Non c'è analista politico che non sia pronto a sostenere, con dovizia d'argomenti e abbondanza di esempi, che la politica ha le sue rigorose leggi, ignorare o trasgredire le quali è sempre esiziale. Gli stessi dotti, tuttavia, non esiteranno a riconoscere, alla faccia della contraddizione implicita, che in politica la fortuna ha tutto il suo peso e che i rari politici baciati dalla sorte hanno una marcia in più che sfugge a ogni legge: vengono innalzati anche al di là dei loro meriti, godono di una rendita di posizione dovuta alle circostanze oltre che alle loro eventuali doti, quando capitombolano cadono in piedi.

L'esempio più universalmente citato è quello di Romano Prodi, a proposito del quale i compagni di scuola ricordano l'abitudine di toccargli i capelli prima delle interrogazioni per ingraziarsi il fato. Stando ai sondaggi il M5S di Giuseppe Conte è la forza politica che più cresce in campagna elettorale e che promette di affermarsi come terzo partito italiano dopo FdI e Pd. Nonostante una campagna mediatica schiacciante che da mesi lo dipinge come il reprobo traditore e infido che ha provocato la caduta del Migliore, l'instabilità che minaccia il Paese e i suoi abitanti, la prevedibile vittoria della destra. Se le cose andranno davvero così per Conte si tratterà non di una semplice vittoria ma di un trionfo e alla fortuna, per l'ennesima volta nella folgorante carriera politica dell'avvocato, bisognerà attribuirne almeno buona parte del merito.

Le quotazioni del M5S appena due mesi fa scendevano a precipizio. L'appoggio a un governo Draghi che non teneva in alcun conto le richieste di quello che era all'epoca il primo partito della maggioranza e un'alleanza sempre più ancillare e subordinata con il Pd ne stavano erodendo i consensi con la velocità di un roditore gigante. Conte però sembrava avere le mani legate dalla legge elettorale e dalla potenza dell'armata mediatica.
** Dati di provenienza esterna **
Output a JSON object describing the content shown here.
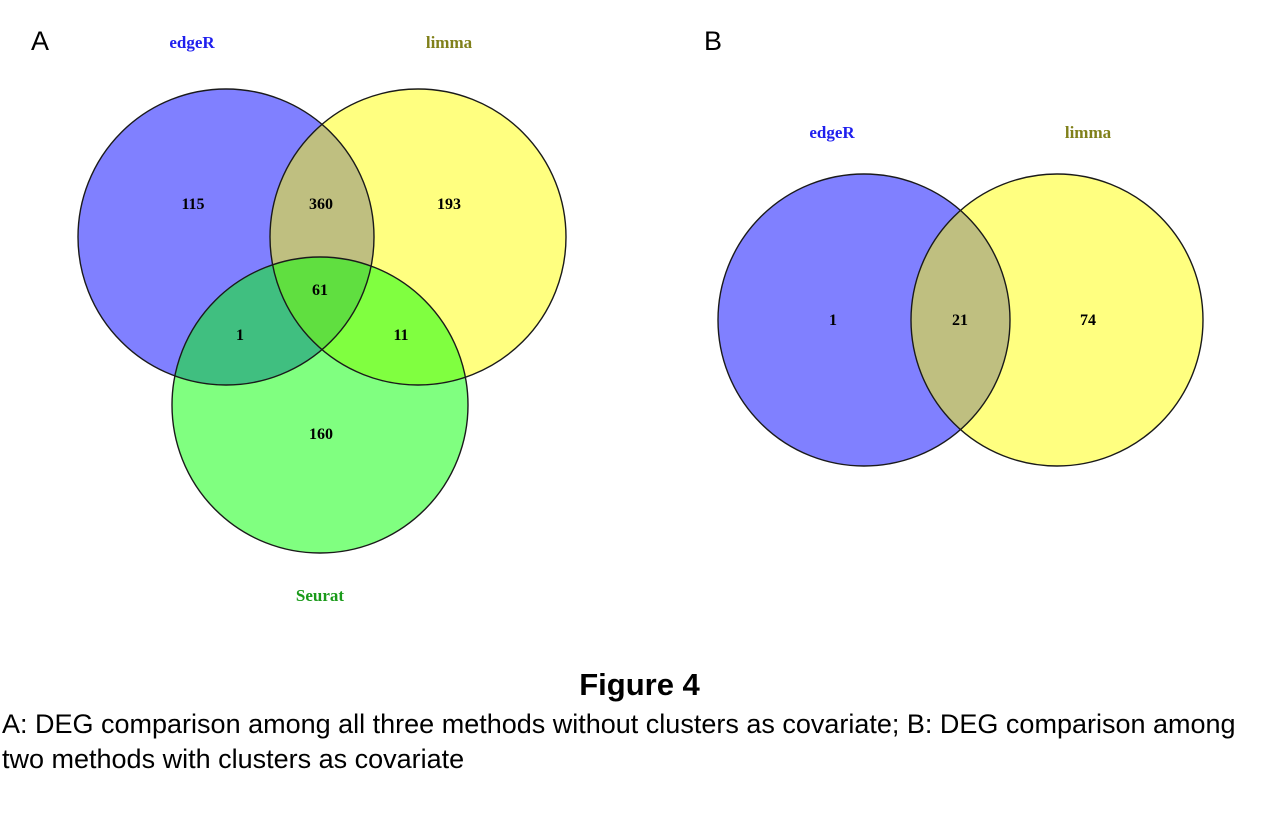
{
  "panel_a": {
    "letter": "A",
    "sets": {
      "edger": "edgeR",
      "limma": "limma",
      "seurat": "Seurat"
    },
    "counts": {
      "edger_only": "115",
      "edger_limma": "360",
      "limma_only": "193",
      "all_three": "61",
      "edger_seurat": "1",
      "limma_seurat": "11",
      "seurat_only": "160"
    }
  },
  "panel_b": {
    "letter": "B",
    "sets": {
      "edger": "edgeR",
      "limma": "limma"
    },
    "counts": {
      "edger_only": "1",
      "edger_limma": "21",
      "limma_only": "74"
    }
  },
  "colors": {
    "edger": "#8080ff",
    "limma": "#ffff80",
    "seurat": "#80ff80",
    "edger_limma": "#bfbf80",
    "edger_seurat": "#40bf80",
    "limma_seurat": "#80ff40",
    "all_three": "#60df40",
    "edger_label": "#2020ee",
    "limma_label": "#80801a",
    "seurat_label": "#1a9a1a"
  },
  "figure": {
    "title": "Figure 4",
    "caption": "A: DEG comparison among all three methods without clusters as covariate; B: DEG comparison among two methods with clusters as covariate"
  }
}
Provare a tirarsi fuori da un percorso che lo condannava all'irrilevanza avrebbe infatti significato dover affrontare da solo la prova dei collegi e subìre il classico massacro mediatico che in questi casi puntualmente scatta. Il Pd era convinto che Conte non avrebbe osato e in effetti Conte tutto voleva tranne che arrivare a una rottura irrecuperabile, nonostante i duri spingessero in quella direzione.

Nei calcoli dell'ex premier, la decisione di astenersi dal voto era una mossa di mediazione, anche perché scelte del genere erano sinora sempre state interpretate così. Dopo l'esplosione sarebbe stato più che disposto a ricucire un'alleanza, anche solo elettorale e in funzione anti destra con Letta. Il suo tentativo era quello di divincolarsi, recuperare una parte dei consensi la cui emorragia era appena stata certificata dalle amministrative, ma senza arrivare alla rottura totale.
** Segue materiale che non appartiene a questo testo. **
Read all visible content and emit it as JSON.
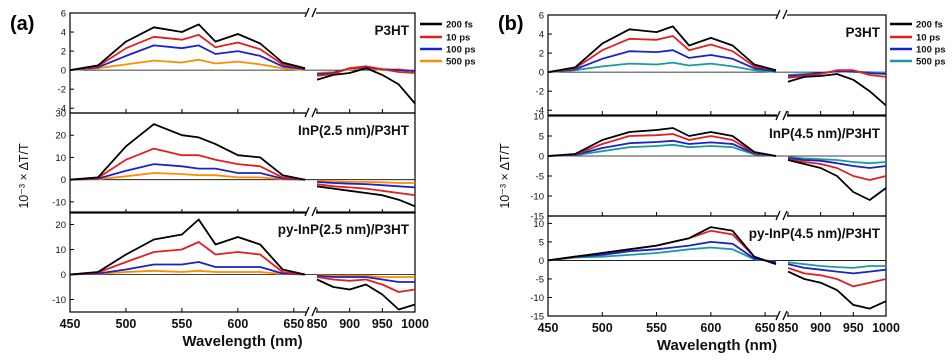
{
  "figure": {
    "panels": [
      {
        "letter": "(a)",
        "xlabel": "Wavelength (nm)",
        "ylabel": "10⁻³ × ΔT/T",
        "legend": [
          {
            "label": "200 fs",
            "color": "#000000"
          },
          {
            "label": "10 ps",
            "color": "#e02020"
          },
          {
            "label": "100 ps",
            "color": "#1a22c8"
          },
          {
            "label": "500 ps",
            "color": "#ff8c00"
          }
        ],
        "xticks_left": [
          "450",
          "500",
          "550",
          "600",
          "650",
          "850"
        ],
        "xticks_right": [
          "900",
          "950",
          "1000"
        ],
        "subplots": [
          {
            "title": "P3HT",
            "yticks": [
              "6",
              "4",
              "2",
              "0",
              "-2",
              "-4"
            ]
          },
          {
            "title": "InP(2.5 nm)/P3HT",
            "yticks": [
              "30",
              "20",
              "10",
              "0",
              "-10"
            ]
          },
          {
            "title": "py-InP(2.5 nm)/P3HT",
            "yticks": [
              "20",
              "10",
              "0",
              "-10"
            ]
          }
        ]
      },
      {
        "letter": "(b)",
        "xlabel": "Wavelength (nm)",
        "ylabel": "10⁻³ × ΔT/T",
        "legend": [
          {
            "label": "200 fs",
            "color": "#000000"
          },
          {
            "label": "10 ps",
            "color": "#e02020"
          },
          {
            "label": "100 ps",
            "color": "#1a22c8"
          },
          {
            "label": "500 ps",
            "color": "#1a9c9c"
          }
        ],
        "xticks_left": [
          "450",
          "500",
          "550",
          "600",
          "650",
          "850"
        ],
        "xticks_right": [
          "900",
          "950",
          "1000"
        ],
        "subplots": [
          {
            "title": "P3HT",
            "yticks": [
              "6",
              "4",
              "2",
              "0",
              "-2",
              "-4"
            ]
          },
          {
            "title": "InP(4.5 nm)/P3HT",
            "yticks": [
              "10",
              "5",
              "0",
              "-5",
              "-10",
              "-15"
            ]
          },
          {
            "title": "py-InP(4.5 nm)/P3HT",
            "yticks": [
              "10",
              "5",
              "0",
              "-5",
              "-10",
              "-15"
            ]
          }
        ]
      }
    ]
  },
  "chart_data": [
    {
      "type": "line",
      "panel": "(a)",
      "title": "P3HT",
      "xlabel": "Wavelength (nm)",
      "ylabel": "10⁻³ × ΔT/T",
      "x_segments": [
        [
          450,
          660
        ],
        [
          850,
          1000
        ]
      ],
      "ylim": [
        -4.5,
        6
      ],
      "x": [
        450,
        475,
        500,
        525,
        550,
        565,
        580,
        600,
        620,
        640,
        660,
        850,
        875,
        900,
        925,
        950,
        975,
        1000
      ],
      "series": [
        {
          "name": "200 fs",
          "values": [
            0,
            0.5,
            3.0,
            4.5,
            4.0,
            4.8,
            3.0,
            3.8,
            2.8,
            0.8,
            0.2,
            -1.0,
            -0.5,
            -0.3,
            0.2,
            -0.5,
            -1.5,
            -3.5
          ]
        },
        {
          "name": "10 ps",
          "values": [
            0,
            0.4,
            2.3,
            3.5,
            3.2,
            3.7,
            2.4,
            2.9,
            2.2,
            0.6,
            0.2,
            -0.6,
            -0.4,
            0.2,
            0.4,
            0.1,
            -0.2,
            -0.3
          ]
        },
        {
          "name": "100 ps",
          "values": [
            0,
            0.3,
            1.5,
            2.6,
            2.3,
            2.6,
            1.7,
            2.0,
            1.5,
            0.4,
            0.1,
            -0.4,
            -0.3,
            0.2,
            0.3,
            0.1,
            0.0,
            -0.1
          ]
        },
        {
          "name": "500 ps",
          "values": [
            0,
            0.2,
            0.6,
            1.0,
            0.8,
            1.1,
            0.7,
            0.9,
            0.6,
            0.2,
            0.0,
            -0.3,
            -0.2,
            0.1,
            0.2,
            0.0,
            0.1,
            -0.1
          ]
        }
      ]
    },
    {
      "type": "line",
      "panel": "(a)",
      "title": "InP(2.5 nm)/P3HT",
      "x_segments": [
        [
          450,
          660
        ],
        [
          850,
          1000
        ]
      ],
      "ylim": [
        -15,
        30
      ],
      "x": [
        450,
        475,
        500,
        525,
        550,
        565,
        580,
        600,
        620,
        640,
        660,
        850,
        875,
        900,
        925,
        950,
        975,
        1000
      ],
      "series": [
        {
          "name": "200 fs",
          "values": [
            0,
            1,
            15,
            25,
            20,
            19,
            16,
            11,
            10,
            2,
            0,
            -3,
            -4,
            -5,
            -6,
            -7,
            -9,
            -12
          ]
        },
        {
          "name": "10 ps",
          "values": [
            0,
            0.8,
            9,
            14,
            11,
            11,
            9,
            7,
            6,
            1,
            0,
            -2,
            -3,
            -3.5,
            -4,
            -5,
            -6,
            -7
          ]
        },
        {
          "name": "100 ps",
          "values": [
            0,
            0.5,
            4,
            7,
            6,
            5,
            5,
            3,
            3,
            0.5,
            0,
            -1,
            -1.5,
            -1.8,
            -2,
            -2.5,
            -3,
            -3.5
          ]
        },
        {
          "name": "500 ps",
          "values": [
            0,
            0.2,
            1.5,
            3,
            2.5,
            2,
            2,
            1,
            1,
            0.2,
            0,
            -0.5,
            -0.8,
            -1,
            -1,
            -1.2,
            -1.5,
            -1.5
          ]
        }
      ]
    },
    {
      "type": "line",
      "panel": "(a)",
      "title": "py-InP(2.5 nm)/P3HT",
      "x_segments": [
        [
          450,
          660
        ],
        [
          850,
          1000
        ]
      ],
      "ylim": [
        -15,
        25
      ],
      "x": [
        450,
        475,
        500,
        525,
        550,
        565,
        580,
        600,
        620,
        640,
        660,
        850,
        875,
        900,
        925,
        950,
        975,
        1000
      ],
      "series": [
        {
          "name": "200 fs",
          "values": [
            0,
            1,
            8,
            14,
            16,
            22,
            12,
            15,
            12,
            2,
            0,
            -2,
            -5,
            -6,
            -4,
            -8,
            -14,
            -12
          ]
        },
        {
          "name": "10 ps",
          "values": [
            0,
            0.8,
            5,
            9,
            10,
            13,
            8,
            9,
            8,
            1,
            0,
            -1,
            -2,
            -2.5,
            -2,
            -4,
            -7,
            -6
          ]
        },
        {
          "name": "100 ps",
          "values": [
            0,
            0.4,
            2,
            4,
            4,
            5,
            3,
            3,
            3,
            0.4,
            0,
            -0.5,
            -1,
            -1,
            -1,
            -2,
            -3,
            -3
          ]
        },
        {
          "name": "500 ps",
          "values": [
            0,
            0.3,
            1,
            1.5,
            1,
            1.5,
            1,
            1,
            1,
            0.2,
            0,
            -0.3,
            -0.5,
            -0.5,
            -0.5,
            -1,
            -1,
            -1
          ]
        }
      ]
    },
    {
      "type": "line",
      "panel": "(b)",
      "title": "P3HT",
      "x_segments": [
        [
          450,
          660
        ],
        [
          850,
          1000
        ]
      ],
      "ylim": [
        -4.5,
        6
      ],
      "x": [
        450,
        475,
        500,
        525,
        550,
        565,
        580,
        600,
        620,
        640,
        660,
        850,
        875,
        900,
        925,
        950,
        975,
        1000
      ],
      "series": [
        {
          "name": "200 fs",
          "values": [
            0,
            0.5,
            3.0,
            4.5,
            4.2,
            4.8,
            2.8,
            3.6,
            2.8,
            0.8,
            0.2,
            -1.0,
            -0.5,
            -0.4,
            -0.2,
            -0.8,
            -2.0,
            -3.5
          ]
        },
        {
          "name": "10 ps",
          "values": [
            0,
            0.4,
            2.3,
            3.5,
            3.4,
            3.8,
            2.3,
            2.9,
            2.2,
            0.6,
            0.2,
            -0.6,
            -0.4,
            -0.2,
            0.2,
            0.2,
            -0.3,
            -0.5
          ]
        },
        {
          "name": "100 ps",
          "values": [
            0,
            0.3,
            1.4,
            2.2,
            2.1,
            2.3,
            1.5,
            1.8,
            1.4,
            0.4,
            0.1,
            -0.4,
            -0.3,
            -0.1,
            0.1,
            0.1,
            -0.1,
            -0.2
          ]
        },
        {
          "name": "500 ps",
          "values": [
            0,
            0.2,
            0.6,
            0.9,
            0.8,
            1.0,
            0.7,
            0.9,
            0.6,
            0.2,
            0.0,
            -0.3,
            -0.2,
            -0.1,
            0.1,
            0.0,
            0.0,
            -0.1
          ]
        }
      ]
    },
    {
      "type": "line",
      "panel": "(b)",
      "title": "InP(4.5 nm)/P3HT",
      "x_segments": [
        [
          450,
          660
        ],
        [
          850,
          1000
        ]
      ],
      "ylim": [
        -15,
        10
      ],
      "x": [
        450,
        475,
        500,
        525,
        550,
        565,
        580,
        600,
        620,
        640,
        660,
        850,
        875,
        900,
        925,
        950,
        975,
        1000
      ],
      "series": [
        {
          "name": "200 fs",
          "values": [
            0,
            0.5,
            4,
            6,
            6.5,
            7,
            5,
            6,
            5,
            1,
            0,
            -1,
            -2,
            -3,
            -5,
            -9,
            -11,
            -8
          ]
        },
        {
          "name": "10 ps",
          "values": [
            0,
            0.4,
            3,
            5,
            5.2,
            5.5,
            4,
            5,
            4,
            0.8,
            0,
            -0.8,
            -1.5,
            -2,
            -3,
            -5,
            -6,
            -5
          ]
        },
        {
          "name": "100 ps",
          "values": [
            0,
            0.3,
            2,
            3.2,
            3.5,
            3.8,
            3,
            3.4,
            3,
            0.6,
            0,
            -0.5,
            -1,
            -1.2,
            -1.8,
            -2.5,
            -3,
            -2.5
          ]
        },
        {
          "name": "500 ps",
          "values": [
            0,
            0.2,
            1.2,
            2.2,
            2.5,
            2.8,
            2.2,
            2.5,
            2.2,
            0.4,
            0,
            -0.3,
            -0.6,
            -0.8,
            -1,
            -1.5,
            -1.8,
            -1.5
          ]
        }
      ]
    },
    {
      "type": "line",
      "panel": "(b)",
      "title": "py-InP(4.5 nm)/P3HT",
      "x_segments": [
        [
          450,
          660
        ],
        [
          850,
          1000
        ]
      ],
      "ylim": [
        -15,
        12
      ],
      "x": [
        450,
        475,
        500,
        525,
        550,
        565,
        580,
        600,
        620,
        640,
        660,
        850,
        875,
        900,
        925,
        950,
        975,
        1000
      ],
      "series": [
        {
          "name": "200 fs",
          "values": [
            0,
            1,
            2,
            3,
            4,
            5,
            6,
            9,
            8,
            1,
            -1,
            -3,
            -5,
            -6,
            -8,
            -12,
            -13,
            -11
          ]
        },
        {
          "name": "10 ps",
          "values": [
            0,
            1,
            2,
            3,
            4,
            5,
            6,
            8,
            7,
            1,
            -1,
            -2,
            -3.5,
            -4,
            -5,
            -7,
            -6,
            -5
          ]
        },
        {
          "name": "100 ps",
          "values": [
            0,
            1,
            1.5,
            2.5,
            3,
            3.5,
            4,
            5,
            4.5,
            0.5,
            -0.5,
            -1,
            -2,
            -2.5,
            -3,
            -3.5,
            -3,
            -2.5
          ]
        },
        {
          "name": "500 ps",
          "values": [
            0,
            0.8,
            1,
            1.5,
            2,
            2.5,
            3,
            3.5,
            3,
            0.3,
            -0.3,
            -0.5,
            -1,
            -1.5,
            -1.8,
            -2,
            -1.5,
            -1.5
          ]
        }
      ]
    }
  ]
}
Oggi, con i sondaggi squadernati davanti, è facile affermare che per Conte e per il Movimento affrontare le urne senza le ipoteche del sostegno totale e sottomesso al governo e dell'alleanza con il Pd era l'unica chance di sopravvivenza. Sul momento le cose erano molto meno chiare. Il Pd riteneva che rompere fosse al contrario un suicidio, e proprio per questo forzava tanto, e il leader dei 5S temeva fortemente che il Pd avesse ragione. Se si trova oggi in postazione che gli permetterà forse non solo di salvarsi ma anche di uscire vincente dalle urne è perché le circostanze e gli errori del Pd lo hanno collocato, controvoglia, in quella postazione. Questione di fortuna più che di calcolo strategico.

Che l' “avvocato del popolo” sia fortunato, del resto, era già evidente. Si è trovato premier contro ogni attesa e previsione per un gioco di circostanze. È rimasto a palazzo Chigi, alla guida di un'alleanza opposta alla prima e contro ogni logica, grazie a un gioco di equilibri politici che prescindeva dalla sua persona e dal suo operato. Ha conquistato una popolarità immensa e non ancora dissipata grazie a una pandemia imprevedibile.

Non significa che Conte non ci metta del suo. Vanta una capacità di bucare lo schermo invidiabile e superiore a quella di quasi tutti i competitor. È certamente astuto anche se spesso non assistito dall'audacia. Ma di certo anche al fattore misterioso e incontrollabile che tanto aiutava Romano Prodi Giuseppe Conte deve parecchio.